Plusieurs syndicats ont très vite demandé par exemple le retour de
l'ISF, l'impôt de solidarité sur la fortune (son nom exact à sa création
en 1988), alors que l'une des premières décisions d'Emmanuel Macron
avait été de le remplacer, dès l'automne 2017, par l'IFI (impôt sur la
fortune immobilière).
VÉRIFIONS.
Croix de bois, croix de fer, si je mens je vais en enfer. Tour à tour
les ministres interrogés sur les plateaux de télévision se montrent
formels : «ce n'est pas une bonne idée de vouloir relancer la machine économique en augmentant les impôts»,
a expliqué sur France 2 Bruno Le Maire. Le ministre de l'Économie et
des Finances considère que le gouvernement n'entend pas dévier «des politiques fiscales définies depuis le début du quinquennat» et qu'elles seront «maintenues».
Pas
question donc de revenir à l'ISF. Il a même précisé que la suppression
de la taxe d'habitation deviendrait totale à l'automne 2020 pour 80% de
la population, et que l'engagement qui a été pris de la supprimer par
étapes d'ici à 2023 pour les 20% de contribuables restants, les plus
aisés de la population, serait respecté. Le premier ministre Edouard
Philippe a été amené à plusieurs reprises au gré de ses déclarations
publiques à camper sur la même position : pas d'impôts supplémentaires.

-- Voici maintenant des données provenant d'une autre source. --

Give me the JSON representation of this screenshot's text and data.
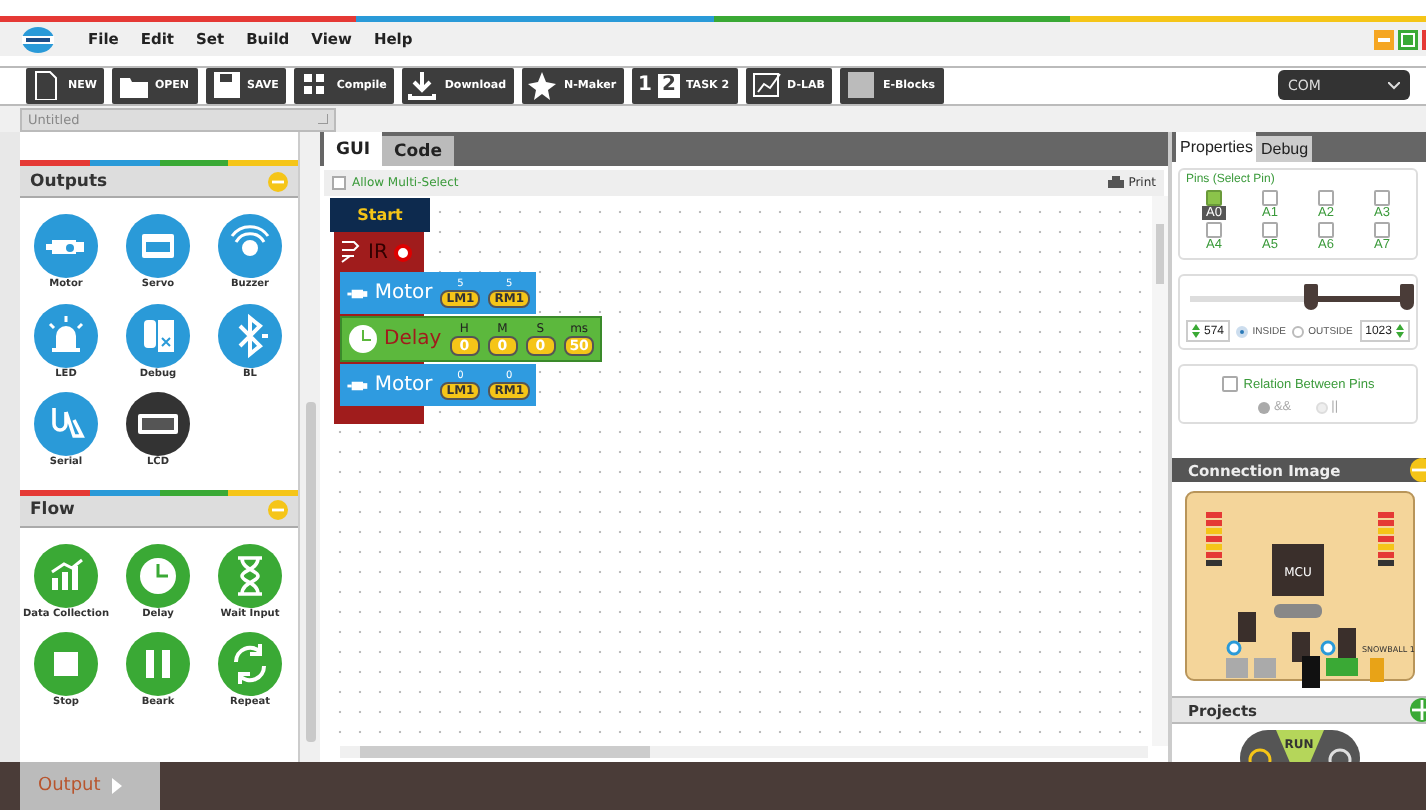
{
  "window": {
    "menu": [
      "File",
      "Edit",
      "Set",
      "Build",
      "View",
      "Help"
    ]
  },
  "toolbar": [
    {
      "label": "NEW",
      "kind": "new"
    },
    {
      "label": "OPEN",
      "kind": "open"
    },
    {
      "label": "SAVE",
      "kind": "save"
    },
    {
      "label": "Compile",
      "kind": "compile"
    },
    {
      "label": "Download",
      "kind": "download"
    },
    {
      "label": "N-Maker",
      "kind": "nmaker"
    },
    {
      "label": "TASK 2",
      "kind": "task",
      "icon_text": [
        "1",
        "2"
      ]
    },
    {
      "label": "D-LAB",
      "kind": "dlab"
    },
    {
      "label": "E-Blocks",
      "kind": "eblocks"
    }
  ],
  "port_select": {
    "value": "COM"
  },
  "document_tab": {
    "title": "Untitled"
  },
  "palette": [
    {
      "title": "Outputs",
      "color": "#2a9ad8",
      "items": [
        {
          "label": "Motor",
          "kind": "motor"
        },
        {
          "label": "Servo",
          "kind": "servo"
        },
        {
          "label": "Buzzer",
          "kind": "buzzer"
        },
        {
          "label": "LED",
          "kind": "led"
        },
        {
          "label": "Debug",
          "kind": "debug"
        },
        {
          "label": "BL",
          "kind": "bluetooth"
        },
        {
          "label": "Serial",
          "kind": "serial"
        },
        {
          "label": "LCD",
          "kind": "lcd"
        }
      ]
    },
    {
      "title": "Flow",
      "color": "#3aa935",
      "items": [
        {
          "label": "Data Collection",
          "kind": "chart"
        },
        {
          "label": "Delay",
          "kind": "clock"
        },
        {
          "label": "Wait Input",
          "kind": "hourglass"
        },
        {
          "label": "Stop",
          "kind": "stop"
        },
        {
          "label": "Beark",
          "kind": "pause"
        },
        {
          "label": "Repeat",
          "kind": "repeat"
        }
      ]
    }
  ],
  "editor_tabs": [
    {
      "label": "GUI",
      "selected": true
    },
    {
      "label": "Code",
      "selected": false
    }
  ],
  "allow_multi_select": {
    "label": "Allow Multi-Select",
    "checked": false
  },
  "print": "Print",
  "program": {
    "start": "Start",
    "condition": {
      "label": "IR",
      "body": [
        {
          "kind": "motor",
          "label": "Motor",
          "params": [
            {
              "name": "5",
              "value": "LM1"
            },
            {
              "name": "5",
              "value": "RM1"
            }
          ]
        },
        {
          "kind": "delay",
          "label": "Delay",
          "params": [
            {
              "name": "H",
              "value": "0"
            },
            {
              "name": "M",
              "value": "0"
            },
            {
              "name": "S",
              "value": "0"
            },
            {
              "name": "ms",
              "value": "50"
            }
          ]
        },
        {
          "kind": "motor",
          "label": "Motor",
          "params": [
            {
              "name": "0",
              "value": "LM1"
            },
            {
              "name": "0",
              "value": "RM1"
            }
          ]
        }
      ]
    }
  },
  "side_tabs": [
    {
      "label": "Properties",
      "selected": true
    },
    {
      "label": "Debug",
      "selected": false
    }
  ],
  "pins": {
    "title": "Pins (Select Pin)",
    "items": [
      {
        "label": "A0",
        "checked": true,
        "selected": true
      },
      {
        "label": "A1",
        "checked": false,
        "selected": false
      },
      {
        "label": "A2",
        "checked": false,
        "selected": false
      },
      {
        "label": "A3",
        "checked": false,
        "selected": false
      },
      {
        "label": "A4",
        "checked": false,
        "selected": false
      },
      {
        "label": "A5",
        "checked": false,
        "selected": false
      },
      {
        "label": "A6",
        "checked": false,
        "selected": false
      },
      {
        "label": "A7",
        "checked": false,
        "selected": false
      }
    ]
  },
  "range": {
    "low": {
      "level": 0.56,
      "reading": "574"
    },
    "high": {
      "level": 1,
      "reading": "1023"
    },
    "modes": [
      {
        "label": "INSIDE",
        "selected": true
      },
      {
        "label": "OUTSIDE",
        "selected": false
      }
    ]
  },
  "relation": {
    "label": "Relation Between Pins",
    "checked": false,
    "operators": [
      {
        "label": "&&",
        "selected": true
      },
      {
        "label": "||",
        "selected": false
      }
    ]
  },
  "connection_image": {
    "title": "Connection Image",
    "labels": [
      "MCU",
      "SNOWBALL 1"
    ]
  },
  "projects": {
    "title": "Projects",
    "run": "RUN"
  },
  "output": {
    "label": "Output"
  }
}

Quatre solutions face à une dette insupportable
Techniquement
un gouvernement a quatre possibilités pour faire face à une dette
publique devenue insupportable – elle atteindra 110% du PIB dès cette
année en France – comme l'a rappelé récemment Jean Tirole, le prix Nobel
d'Économie, dans une tribune aux Échos.
La
première option est de répudier ses dettes, ce qui n'est jamais arrivé
en France depuis 1792. Le risque majeur serait de ne plus pouvoir
ensuite faire appel à de nouveaux créanciers privés, au moins pendant un
certain nombre d'années, comme ce fut le cas pour la Grèce durant la
décennie 2010 .
La deuxième solution est «la planche à billets».
La Banque centrale européenne la fait tourner avec frénésie, ce qui lui
permet d'acheter sur le marché financier secondaire les titres de
dettes d'État détenus par les investisseurs privés pour les 19 États de
la zone euro. Théoriquement le mécanisme est illimité, mais à deux
réserves près. D'une part les créanciers finissent par perdre confiance
sur les titres qu'ils achètent à l'émission : c'est dès à présent un
problème pour l'Italie très endettée dont les taux des emprunts tendent à
grimper sur les marchés financiers. D'autre part la BCE est une banque
centrale fédérale et sa politique est définie par 19 pays indépendants ;
or certains, et pas le moindre, l'Allemagne, s'inquiètent des
conséquences inflationnistes à terme de «la planche à billets».
La troisième possibilité serait d'émettre des emprunts mutualisés entre États européens , les désormais fameux «coronabonds».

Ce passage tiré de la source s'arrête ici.